1922 murder in Michigan

On June 9, 1922, in Jackson, Michigan, a circus worker, George W. Straub, plotted and executed the murder of social settlement worker Alice Mallett (1882–1922), using an axe. The public outrage over the murder, caused concern for Straub's own life as the public attempted to capture him with plans to execute him.

== Background ==
The town of Jackson, Michigan, with the boost of the automotive industry had been economically advancing. With a population of 48,000 at the time, this made the town a destination for travelers, as Jackson is equidistant from Detroit, Lansing, and Kalamazoo.

On June 9, 1922, Alice Mallett, Matron to the Florence Crittenden Home, was found deceased in a field, with severe lacerations to the neck and blunt trauma to the head.

== Investigation and backlash ==
By June 10, an investigation had picked and detained 23 potential assailants, with two other officers pursuing a travelling circus that had been in town the day of the murder. The investigation concluded shortly thereafter as George W. Straub confessed to the assault only ten days later, June 19.

Straub allegedly, after exiting the circus, waited for Mallett, whilst wielding an axe, which he would then use to commit the murder. His intentions are unknown; Mallett and Straub had an altercation, in which Straub was provoked to strike Mallett in the head with an axe, before nearly beheading her in an empty field.

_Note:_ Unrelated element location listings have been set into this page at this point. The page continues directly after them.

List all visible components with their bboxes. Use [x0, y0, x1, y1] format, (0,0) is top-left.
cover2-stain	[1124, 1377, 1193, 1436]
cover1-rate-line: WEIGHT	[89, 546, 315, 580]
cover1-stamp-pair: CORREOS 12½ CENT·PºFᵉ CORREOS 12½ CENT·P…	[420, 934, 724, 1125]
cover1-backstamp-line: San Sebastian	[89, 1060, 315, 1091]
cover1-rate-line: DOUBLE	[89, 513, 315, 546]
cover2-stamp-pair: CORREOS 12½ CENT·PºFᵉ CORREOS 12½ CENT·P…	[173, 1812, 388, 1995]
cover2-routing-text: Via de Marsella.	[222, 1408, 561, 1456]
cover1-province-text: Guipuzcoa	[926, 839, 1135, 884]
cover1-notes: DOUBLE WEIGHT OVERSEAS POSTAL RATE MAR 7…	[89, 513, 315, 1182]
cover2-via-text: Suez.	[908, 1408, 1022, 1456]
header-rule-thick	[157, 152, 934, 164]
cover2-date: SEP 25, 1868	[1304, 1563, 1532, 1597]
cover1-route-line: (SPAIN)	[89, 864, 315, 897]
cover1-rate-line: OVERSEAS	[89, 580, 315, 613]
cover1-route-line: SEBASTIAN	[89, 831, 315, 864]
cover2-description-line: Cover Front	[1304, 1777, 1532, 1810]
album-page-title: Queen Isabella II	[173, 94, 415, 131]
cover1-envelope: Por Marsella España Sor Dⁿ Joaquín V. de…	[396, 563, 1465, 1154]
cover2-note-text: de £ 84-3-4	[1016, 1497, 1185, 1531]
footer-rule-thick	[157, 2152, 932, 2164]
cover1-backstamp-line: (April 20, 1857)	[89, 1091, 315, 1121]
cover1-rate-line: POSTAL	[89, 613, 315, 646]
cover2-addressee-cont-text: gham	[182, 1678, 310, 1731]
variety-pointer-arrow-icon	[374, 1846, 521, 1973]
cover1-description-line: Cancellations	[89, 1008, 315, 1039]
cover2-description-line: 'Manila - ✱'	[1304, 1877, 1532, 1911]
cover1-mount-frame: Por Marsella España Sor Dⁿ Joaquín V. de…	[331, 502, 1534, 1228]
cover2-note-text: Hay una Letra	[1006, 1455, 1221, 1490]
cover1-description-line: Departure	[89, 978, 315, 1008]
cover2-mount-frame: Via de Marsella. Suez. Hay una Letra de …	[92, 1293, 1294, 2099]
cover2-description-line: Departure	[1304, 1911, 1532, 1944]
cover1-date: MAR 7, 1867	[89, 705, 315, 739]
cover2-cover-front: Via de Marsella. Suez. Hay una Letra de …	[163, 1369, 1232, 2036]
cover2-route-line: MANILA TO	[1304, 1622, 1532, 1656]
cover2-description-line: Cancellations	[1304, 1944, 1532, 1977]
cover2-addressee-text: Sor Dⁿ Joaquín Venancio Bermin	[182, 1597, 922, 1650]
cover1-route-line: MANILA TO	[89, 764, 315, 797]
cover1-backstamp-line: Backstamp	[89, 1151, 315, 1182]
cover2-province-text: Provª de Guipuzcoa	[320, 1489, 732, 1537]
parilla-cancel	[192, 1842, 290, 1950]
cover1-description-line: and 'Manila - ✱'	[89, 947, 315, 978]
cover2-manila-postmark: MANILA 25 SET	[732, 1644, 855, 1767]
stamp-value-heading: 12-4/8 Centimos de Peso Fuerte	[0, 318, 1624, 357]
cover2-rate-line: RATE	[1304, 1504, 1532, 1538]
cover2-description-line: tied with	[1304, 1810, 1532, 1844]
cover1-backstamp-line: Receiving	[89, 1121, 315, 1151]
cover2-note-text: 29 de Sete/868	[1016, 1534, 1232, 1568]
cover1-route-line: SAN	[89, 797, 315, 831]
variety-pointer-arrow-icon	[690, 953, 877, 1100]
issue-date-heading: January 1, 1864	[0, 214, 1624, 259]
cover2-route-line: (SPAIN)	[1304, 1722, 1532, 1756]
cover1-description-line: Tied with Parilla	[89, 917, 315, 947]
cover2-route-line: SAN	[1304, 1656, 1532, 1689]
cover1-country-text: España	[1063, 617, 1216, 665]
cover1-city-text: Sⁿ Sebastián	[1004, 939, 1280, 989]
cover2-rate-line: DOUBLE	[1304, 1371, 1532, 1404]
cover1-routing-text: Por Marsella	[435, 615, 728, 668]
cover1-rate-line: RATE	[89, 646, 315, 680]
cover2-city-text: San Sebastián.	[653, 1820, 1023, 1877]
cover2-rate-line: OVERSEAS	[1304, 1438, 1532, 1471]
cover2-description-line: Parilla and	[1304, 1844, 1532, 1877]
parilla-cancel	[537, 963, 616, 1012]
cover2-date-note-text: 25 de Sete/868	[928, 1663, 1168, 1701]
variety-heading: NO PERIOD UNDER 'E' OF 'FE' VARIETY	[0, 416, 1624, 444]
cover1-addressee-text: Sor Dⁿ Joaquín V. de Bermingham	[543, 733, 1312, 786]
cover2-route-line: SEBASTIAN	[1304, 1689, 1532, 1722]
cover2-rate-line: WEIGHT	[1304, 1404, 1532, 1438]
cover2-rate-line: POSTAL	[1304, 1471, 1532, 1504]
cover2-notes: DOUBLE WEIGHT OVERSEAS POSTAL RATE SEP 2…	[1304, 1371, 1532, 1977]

Straub's confession sparked public outcry, as a mob of several thousand Jackson citizens gathered around the local jail that Straub was confined in, demanding his lynching; authorities managed to disperse the crowd with tear gas. The local outrage prompted authorities to relocated Straub to Lansing for his own safety. Yet the relocation was ineffective as numerous Jackson citizens, made an effort to "seize" Straub, believing he was kept at the Ingham County Jail in Mason.

On June 20, George Straub was relocated Jackson for his arraignment, Straub pleaded guilty on counts of second degree murder, and faced a life sentence, with solitary confinement, and manual labor, in Marquette Branch Prison, Michigan.

Straub's axe was later by seized authorities at a Polish family's house, two blocks away from where Mallett was found.